Expandere WMA

Expandere WMA

Expandere Wildlife Management Area (WMA) is an 896-acre reserve in intensively farmed southwestern Minnesota. It has what may be the state’s largest population of small white lady’s slipper (Cypripedium candidum), a species of special concern. A survey in 2005 found more than 6,000 plants here. Another survey in 2012 counted 9,373 plants. Powesheik skipperling (Oarisma powesheik), a small, federally endangered butterfly, has also been recorded on this site. A survey in 1993 and 1994 found 5 individuals on this site.

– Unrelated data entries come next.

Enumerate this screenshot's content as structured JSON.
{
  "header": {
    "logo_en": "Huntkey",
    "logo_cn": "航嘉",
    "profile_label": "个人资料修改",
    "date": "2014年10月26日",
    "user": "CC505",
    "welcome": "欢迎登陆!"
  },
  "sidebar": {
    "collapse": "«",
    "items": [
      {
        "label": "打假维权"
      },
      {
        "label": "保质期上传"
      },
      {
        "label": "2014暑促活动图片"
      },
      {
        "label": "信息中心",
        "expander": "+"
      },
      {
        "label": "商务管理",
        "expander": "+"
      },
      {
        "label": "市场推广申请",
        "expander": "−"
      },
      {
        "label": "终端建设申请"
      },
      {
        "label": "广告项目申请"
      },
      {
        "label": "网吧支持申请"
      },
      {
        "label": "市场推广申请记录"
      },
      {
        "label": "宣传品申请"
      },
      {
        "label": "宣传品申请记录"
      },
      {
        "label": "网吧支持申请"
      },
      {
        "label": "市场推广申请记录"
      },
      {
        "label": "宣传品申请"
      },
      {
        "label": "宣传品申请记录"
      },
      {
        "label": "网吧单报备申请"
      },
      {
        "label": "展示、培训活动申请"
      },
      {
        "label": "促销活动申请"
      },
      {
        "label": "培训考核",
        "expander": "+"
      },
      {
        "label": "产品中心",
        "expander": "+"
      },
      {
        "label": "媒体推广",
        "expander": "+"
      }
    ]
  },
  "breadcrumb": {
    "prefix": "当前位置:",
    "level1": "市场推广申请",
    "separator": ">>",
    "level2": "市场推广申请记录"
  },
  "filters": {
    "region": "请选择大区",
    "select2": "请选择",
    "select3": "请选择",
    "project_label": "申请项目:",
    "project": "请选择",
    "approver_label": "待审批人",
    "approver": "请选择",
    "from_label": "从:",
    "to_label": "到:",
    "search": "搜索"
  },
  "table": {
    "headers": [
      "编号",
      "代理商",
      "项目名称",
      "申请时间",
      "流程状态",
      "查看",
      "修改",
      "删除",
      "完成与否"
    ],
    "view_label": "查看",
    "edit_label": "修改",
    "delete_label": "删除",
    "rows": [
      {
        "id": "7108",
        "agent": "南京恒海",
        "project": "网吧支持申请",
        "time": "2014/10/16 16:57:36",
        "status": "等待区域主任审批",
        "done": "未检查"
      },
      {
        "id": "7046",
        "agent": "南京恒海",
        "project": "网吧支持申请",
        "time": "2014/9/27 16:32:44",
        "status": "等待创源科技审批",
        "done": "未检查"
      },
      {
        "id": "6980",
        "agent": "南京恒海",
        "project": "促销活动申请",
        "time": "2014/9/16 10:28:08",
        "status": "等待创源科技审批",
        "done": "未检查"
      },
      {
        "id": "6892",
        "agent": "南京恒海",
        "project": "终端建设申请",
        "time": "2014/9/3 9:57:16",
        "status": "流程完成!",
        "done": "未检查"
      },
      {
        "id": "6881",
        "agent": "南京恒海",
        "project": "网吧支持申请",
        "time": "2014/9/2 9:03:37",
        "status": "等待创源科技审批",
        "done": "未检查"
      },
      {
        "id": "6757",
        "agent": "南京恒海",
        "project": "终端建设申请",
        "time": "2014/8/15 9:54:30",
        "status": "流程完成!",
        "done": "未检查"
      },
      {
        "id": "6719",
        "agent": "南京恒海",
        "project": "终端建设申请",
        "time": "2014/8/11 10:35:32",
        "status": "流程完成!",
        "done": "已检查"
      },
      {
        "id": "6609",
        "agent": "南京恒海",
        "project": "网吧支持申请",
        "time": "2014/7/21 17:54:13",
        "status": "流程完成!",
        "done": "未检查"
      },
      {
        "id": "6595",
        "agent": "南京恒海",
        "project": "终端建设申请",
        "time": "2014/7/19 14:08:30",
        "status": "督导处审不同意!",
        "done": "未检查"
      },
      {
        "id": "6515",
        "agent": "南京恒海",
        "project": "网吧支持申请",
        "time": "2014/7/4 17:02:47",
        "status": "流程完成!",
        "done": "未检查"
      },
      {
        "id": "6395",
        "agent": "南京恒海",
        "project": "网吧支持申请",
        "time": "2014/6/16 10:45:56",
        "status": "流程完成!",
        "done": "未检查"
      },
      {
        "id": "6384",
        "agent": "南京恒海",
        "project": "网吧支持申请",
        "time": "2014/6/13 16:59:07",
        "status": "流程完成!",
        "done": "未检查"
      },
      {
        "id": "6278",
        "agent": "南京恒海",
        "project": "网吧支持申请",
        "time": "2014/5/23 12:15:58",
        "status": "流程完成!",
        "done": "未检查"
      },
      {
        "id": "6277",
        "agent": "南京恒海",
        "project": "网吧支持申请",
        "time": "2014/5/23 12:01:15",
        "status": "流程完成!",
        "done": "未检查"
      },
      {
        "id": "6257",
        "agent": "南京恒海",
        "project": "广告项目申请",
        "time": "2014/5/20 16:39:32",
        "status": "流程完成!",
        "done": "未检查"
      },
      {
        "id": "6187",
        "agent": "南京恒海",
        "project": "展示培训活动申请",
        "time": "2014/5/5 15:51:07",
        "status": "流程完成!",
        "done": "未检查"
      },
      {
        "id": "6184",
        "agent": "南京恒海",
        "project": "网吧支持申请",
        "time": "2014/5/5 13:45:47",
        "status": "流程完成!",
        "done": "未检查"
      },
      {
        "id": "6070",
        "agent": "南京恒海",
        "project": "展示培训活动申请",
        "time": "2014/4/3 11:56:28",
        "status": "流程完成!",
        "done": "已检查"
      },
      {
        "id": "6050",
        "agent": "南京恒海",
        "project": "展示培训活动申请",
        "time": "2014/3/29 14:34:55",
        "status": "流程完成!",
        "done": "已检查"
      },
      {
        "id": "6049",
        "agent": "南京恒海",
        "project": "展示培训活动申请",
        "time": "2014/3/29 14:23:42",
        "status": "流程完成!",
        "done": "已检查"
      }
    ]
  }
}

However, according to the U.S. Fish and Wildlife Service, the skipperling “may have been extirpated from the Dakotas, Minnesota and Iowa within the last 10 years…”. Surveys in 2014 found the skipperling only at a few sites, and only in a single county in Michigan.

Expandere WMA has two separated units which lie on an area of glacial till, an unsorted aggregate of clay, sand, gravel, and boulders. It is mostly wet prairie. It is bisected by an unnamed stream and has large areas of cattail marsh to the east. There is also an elevated ridge of moderately moist (mesic) prairie to the south. The low areas are subject to flooding in the spring with snow melt and throughout the year after heavy rains, but experience draw-downs in the summer.